AI startup aiOla has introduced a new model called Whisper-NER, designed to address privacy concerns that businesses might face when using artificial intelligence for audio transcription. This model is built upon OpenAI's open-source Whisper model and incorporates both automatic speech recognition (ASR) and named entity recognition (NER). During the transcription process, Whisper-NER automatically identifies and obscures sensitive information such as names, phone numbers, and addresses, ensuring privacy and compliance with data protection regulations while handling speech content.
This new model is now released as fully open-source and is available on Hugging Face and GitHub for enterprises, organizations, and individuals to use, modify, and deploy. Users can try a demo of the model on Hugging Face, experiencing the ability to record audio snippets and automatically mask designated terms in the final text transcription. Tests have demonstrated that the model effectively masks specific terms, including proper nouns and jargon.
Gill Hetz, aiOla's Vice President of Research, stated that the development of this open-source tool aims to advance privacy protection in the AI field. By reducing the need for additional software steps, Whisper-NER assists users in masking sensitive data without increasing complexity. Compared to traditional multi-stage systems, this model eliminates the risk of data exposure during intermediate processing stages, thereby reducing the likelihood of data breaches.
Whisper-NER's source code is released under the MIT License, allowing for free adoption and modification for both community and commercial purposes. The model can be accessed through GitHub and Hugging Face, with its advanced features widely available.
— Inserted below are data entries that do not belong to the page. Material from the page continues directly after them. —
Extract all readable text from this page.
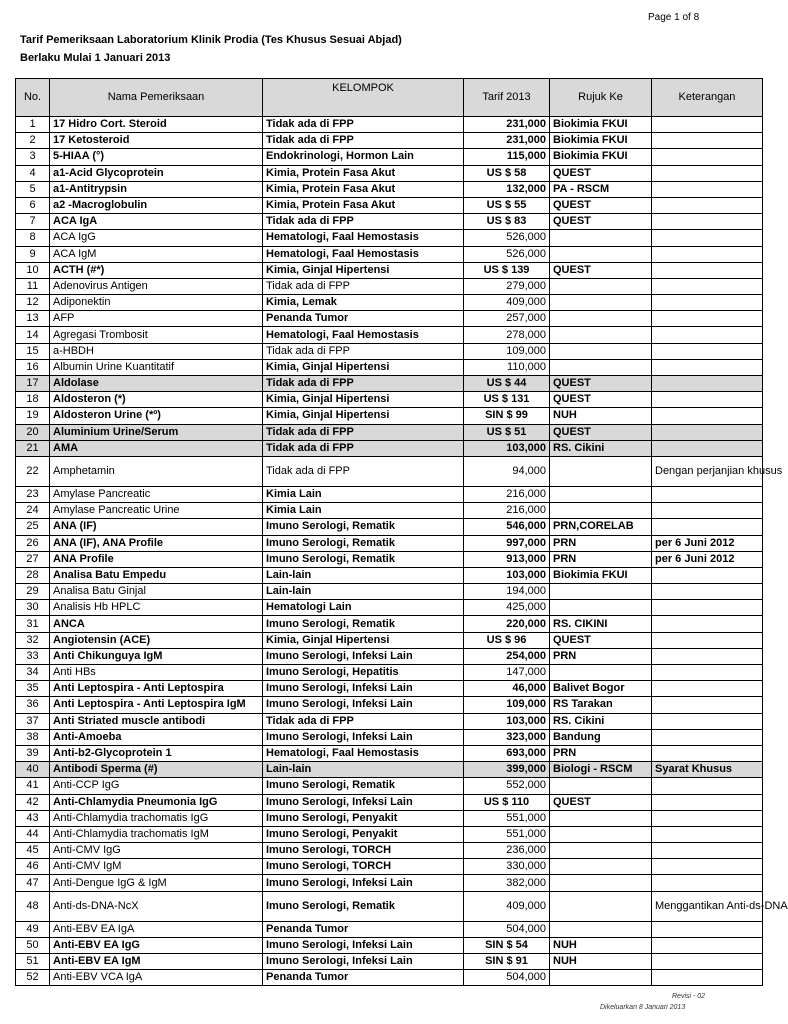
Page 1 of 8
Tarif Pemeriksaan Laboratorium Klinik Prodia (Tes Khusus Sesuai Abjad)
Berlaku Mulai 1 Januari 2013
No.	Nama Pemeriksaan	KELOMPOK	Tarif 2013	Rujuk Ke	Keterangan
1	17 Hidro Cort. Steroid	Tidak ada di FPP	231,000	Biokimia FKUI	
2	17 Ketosteroid	Tidak ada di FPP	231,000	Biokimia FKUI	
3	5-HIAA (°)	Endokrinologi, Hormon Lain	115,000	Biokimia FKUI	
4	a1-Acid Glycoprotein	Kimia, Protein Fasa Akut	US $ 58	QUEST	
5	a1-Antitrypsin	Kimia, Protein Fasa Akut	132,000	PA - RSCM	
6	a2 -Macroglobulin	Kimia, Protein Fasa Akut	US $ 55	QUEST	
7	ACA IgA	Tidak ada di FPP	US $ 83	QUEST	
8	ACA IgG	Hematologi, Faal Hemostasis	526,000		
9	ACA IgM	Hematologi, Faal Hemostasis	526,000		
10	ACTH (#*)	Kimia, Ginjal Hipertensi	US $ 139	QUEST	
11	Adenovirus Antigen	Tidak ada di FPP	279,000		
12	Adiponektin	Kimia, Lemak	409,000		
13	AFP	Penanda Tumor	257,000		
14	Agregasi Trombosit	Hematologi, Faal Hemostasis	278,000		
15	a-HBDH	Tidak ada di FPP	109,000		
16	Albumin Urine Kuantitatif	Kimia, Ginjal Hipertensi	110,000		
17	Aldolase	Tidak ada di FPP	US $ 44	QUEST	
18	Aldosteron (*)	Kimia, Ginjal Hipertensi	US $ 131	QUEST	
19	Aldosteron Urine (*º)	Kimia, Ginjal Hipertensi	SIN $ 99	NUH	
20	Aluminium Urine/Serum	Tidak ada di FPP	US $ 51	QUEST	
21	AMA	Tidak ada di FPP	103,000	RS. Cikini	
22	Amphetamin	Tidak ada di FPP	94,000		Dengan perjanjian khusus
23	Amylase Pancreatic	Kimia Lain	216,000		
24	Amylase Pancreatic Urine	Kimia Lain	216,000		
25	ANA (IF)	Imuno Serologi, Rematik	546,000	PRN,CORELAB	
26	ANA (IF), ANA Profile	Imuno Serologi, Rematik	997,000	PRN	per 6 Juni 2012
27	ANA Profile	Imuno Serologi, Rematik	913,000	PRN	per 6 Juni 2012
28	Analisa Batu Empedu	Lain-lain	103,000	Biokimia FKUI	
29	Analisa Batu Ginjal	Lain-lain	194,000		
30	Analisis Hb HPLC	Hematologi Lain	425,000		
31	ANCA	Imuno Serologi, Rematik	220,000	RS. CIKINI	
32	Angiotensin (ACE)	Kimia, Ginjal Hipertensi	US $ 96	QUEST	
33	Anti Chikunguya IgM	Imuno Serologi, Infeksi Lain	254,000	PRN	
34	Anti HBs	Imuno Serologi, Hepatitis	147,000		
35	Anti Leptospira - Anti Leptospira	Imuno Serologi, Infeksi Lain	46,000	Balivet Bogor	
36	Anti Leptospira - Anti Leptospira IgM	Imuno Serologi, Infeksi Lain	109,000	RS Tarakan	
37	Anti Striated muscle antibodi	Tidak ada di FPP	103,000	RS. Cikini	
38	Anti-Amoeba	Imuno Serologi, Infeksi Lain	323,000	Bandung	
39	Anti-b2-Glycoprotein 1	Hematologi, Faal Hemostasis	693,000	PRN	
40	Antibodi Sperma (#)	Lain-lain	399,000	Biologi - RSCM	Syarat Khusus
41	Anti-CCP IgG	Imuno Serologi, Rematik	552,000		
42	Anti-Chlamydia Pneumonia IgG	Imuno Serologi, Infeksi Lain	US $ 110	QUEST	
43	Anti-Chlamydia trachomatis IgG	Imuno Serologi, Penyakit	551,000		
44	Anti-Chlamydia trachomatis IgM	Imuno Serologi, Penyakit	551,000		
45	Anti-CMV IgG	Imuno Serologi, TORCH	236,000		
46	Anti-CMV IgM	Imuno Serologi, TORCH	330,000		
47	Anti-Dengue IgG & IgM	Imuno Serologi, Infeksi Lain	382,000		
48	Anti-ds-DNA-NcX	Imuno Serologi, Rematik	409,000		Menggantikan Anti-ds-DNA
49	Anti-EBV EA IgA	Penanda Tumor	504,000		
50	Anti-EBV EA IgG	Imuno Serologi, Infeksi Lain	SIN $ 54	NUH	
51	Anti-EBV EA IgM	Imuno Serologi, Infeksi Lain	SIN $ 91	NUH	
52	Anti-EBV VCA IgA	Penanda Tumor	504,000		
Revisi - 02
Dikeluarkan 8 Januari 2013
Additionally, a demo version is provided, enabling users to explore its functionalities and adaptability.
In terms of training methodology, Whisper-NER is trained using synthetic speech and text-based NER datasets, enabling it to perform transcription and entity recognition tasks simultaneously, thereby enhancing accuracy. The model is designed for zero-shot learning, meaning it can identify and mask entity types that were not explicitly included during training.
For application scenarios where masking is not required, Whisper-NER can be configured to merely tag sensitive entities, offering organizations customizable options according to their needs. Hetz noted that highly regulated industries such as healthcare and legal sectors would benefit the most from this privacy-focused approach, although companies handling less sensitive data can also leverage this technology.